Search code examples
pythonweb-scrapingnlpstrip

How to remove ALL kind of linebreaks or formattings from strings in python


I know the classic way of dealing with linebreaks, tabs,.. is to .strip() or .remove('\n',''). But sometimes there are special cases in which these methods fail, e.g.

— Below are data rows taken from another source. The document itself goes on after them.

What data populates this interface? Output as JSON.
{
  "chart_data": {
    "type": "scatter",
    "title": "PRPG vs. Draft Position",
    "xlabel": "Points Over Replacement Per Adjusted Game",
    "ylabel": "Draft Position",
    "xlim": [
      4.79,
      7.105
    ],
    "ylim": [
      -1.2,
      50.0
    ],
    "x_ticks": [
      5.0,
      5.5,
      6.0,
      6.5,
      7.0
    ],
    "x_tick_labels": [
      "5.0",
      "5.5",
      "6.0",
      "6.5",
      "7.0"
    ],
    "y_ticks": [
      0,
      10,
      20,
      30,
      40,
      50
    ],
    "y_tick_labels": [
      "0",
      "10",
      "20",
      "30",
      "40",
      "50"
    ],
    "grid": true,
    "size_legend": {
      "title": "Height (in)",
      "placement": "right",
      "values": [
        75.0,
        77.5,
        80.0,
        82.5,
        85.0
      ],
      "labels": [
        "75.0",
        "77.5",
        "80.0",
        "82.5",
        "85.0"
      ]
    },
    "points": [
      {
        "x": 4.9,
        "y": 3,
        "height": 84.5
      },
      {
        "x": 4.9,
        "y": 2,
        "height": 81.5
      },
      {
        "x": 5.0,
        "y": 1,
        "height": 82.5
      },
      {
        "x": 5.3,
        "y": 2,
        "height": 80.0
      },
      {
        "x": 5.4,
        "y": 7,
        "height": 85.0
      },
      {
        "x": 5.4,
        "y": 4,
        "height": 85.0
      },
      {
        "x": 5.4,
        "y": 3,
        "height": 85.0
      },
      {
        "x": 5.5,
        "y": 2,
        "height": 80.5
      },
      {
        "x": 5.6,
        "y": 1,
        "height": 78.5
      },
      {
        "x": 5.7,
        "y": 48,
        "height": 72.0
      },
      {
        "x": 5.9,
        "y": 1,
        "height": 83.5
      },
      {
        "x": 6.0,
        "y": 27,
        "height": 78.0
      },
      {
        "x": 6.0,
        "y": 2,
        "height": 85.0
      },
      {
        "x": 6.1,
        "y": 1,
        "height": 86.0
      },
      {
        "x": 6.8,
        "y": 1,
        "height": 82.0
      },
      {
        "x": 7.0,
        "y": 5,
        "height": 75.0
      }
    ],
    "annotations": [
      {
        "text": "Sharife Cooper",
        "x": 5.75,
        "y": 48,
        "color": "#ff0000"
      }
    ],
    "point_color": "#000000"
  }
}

         'H\xf6cke\n\n:\n\nDie'.strip()

  gives: 'H\xf6cke\n\n:\n\nDie'

How can I catch these rare cases which would have to be covered one by one (e.g. by .remove('*', '')? The above is just one example I came across.


Solution

  • In [1]: import re
    
    In [2]: text = 'H\xf6cke\n\n:\n\nDie'
    
    In [3]: re.sub(r'\s+', '', text)
    Out[3]: 'Höcke:Die'
    

    \s:

    Matches Unicode whitespace characters (which includes [ \t\n\r\f\v], and also many other characters, for example the non-breaking spaces mandated by typography rules in many languages). If the ASCII flag is used, only [ \t\n\r\f\v] is matched (but the flag affects the entire regular expression, so in such cases using an explicit [ \t\n\r\f\v] may be a better choice).

    '+'

    Causes the resulting RE to match 1 or more repetitions of the preceding RE.